Latin word that means "more" or "greater"

Magis (pronounced "màh-gis") is a Latin word that means "more" or "greater". It is related to ad majorem Dei gloriam, a Latin phrase meaning "for the greater glory of God", the motto of the Society of Jesus. Magis refers to the philosophy of doing more for Christ, and therefore doing more for others. It is an expression of an aspiration and inspiration. It relates to forming the ideal society centered on Jesus Christ.

== From Ignatian retreat ==
Modern use of the word is often traced to St. Ignatius's Spiritual Exercises or retreat, where he would have the exercitant ask: "What have I done for Christ? What am I doing for Christ? and What ought I to do for Christ?" The more intimately the person comes to know Christ, according to St. Ignatius, the more the person will love him and the more closely the person will follow him. Throughout the Exercises, a grace the person asks for is to follow Christ more closely or to do what is more pleasing to God. This is frequently mentioned in the "points" for contemplating Christ's life which Ignatius proposes. Ignatius calls it the highest degree of humility for people to always want to be more like Christ in matters of poverty and worldly honors. Also, in what Ignatius calls the "First Principle and Foundation of the Christian life", he concludes with the admonition: "our one desire and choice should be what is more conducive to the end for which we are created". This concept of doing "more" occurs frequently throughout the Ignatian Exercises.

== Impact ==
Contemporary uses of magis often have Ignatian roots. Beginning in 1997 Jesuits have invited students to a "magis gathering", as before World Youth Day celebrations, to share the ideals which they learned in the Jesuit tradition. Additionally, the name "Magis" has been used for a Jesuit journal and newspaper and on banners heralding Jesuit education. The term is frequently central to the mission statement of Jesuit schools and can serve as a name for a voluntary service program or for an educational enhancement program for needy students. A video produced by Jesuits points out that the "more" is a matter of depth and quality, rather than of quantity.

== Usage in Jesuit higher education ==
The concept of magis as an ideal of life is emphasized in many of the Jesuit universities across the globe.
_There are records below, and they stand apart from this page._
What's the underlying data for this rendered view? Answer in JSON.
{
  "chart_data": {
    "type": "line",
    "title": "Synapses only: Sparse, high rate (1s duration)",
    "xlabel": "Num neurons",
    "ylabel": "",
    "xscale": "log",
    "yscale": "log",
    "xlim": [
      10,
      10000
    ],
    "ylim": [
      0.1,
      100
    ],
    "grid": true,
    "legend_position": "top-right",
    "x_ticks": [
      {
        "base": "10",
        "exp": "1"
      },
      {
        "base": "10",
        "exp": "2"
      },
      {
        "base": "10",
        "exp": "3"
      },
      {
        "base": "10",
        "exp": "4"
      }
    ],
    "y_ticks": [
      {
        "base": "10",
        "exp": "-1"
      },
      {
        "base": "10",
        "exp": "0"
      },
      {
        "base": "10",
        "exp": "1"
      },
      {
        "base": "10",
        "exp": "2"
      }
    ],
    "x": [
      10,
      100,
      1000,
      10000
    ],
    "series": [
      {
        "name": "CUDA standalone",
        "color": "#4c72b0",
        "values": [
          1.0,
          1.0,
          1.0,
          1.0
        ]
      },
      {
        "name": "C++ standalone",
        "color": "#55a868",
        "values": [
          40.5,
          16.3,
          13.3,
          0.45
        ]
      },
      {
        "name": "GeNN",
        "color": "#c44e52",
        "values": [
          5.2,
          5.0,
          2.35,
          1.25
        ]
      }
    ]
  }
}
One of the 10 service organizations on campus at Loyola Marymount University uses Magis as its name. The organization stands to allow students to be leaders and contribute in the greater Los Angeles Community in the areas of Homelessness and Education, citing their three pillars of Service, Diversity, and Spirituality on the strive for "The more" that is emphasized in the contemporary definition of the term.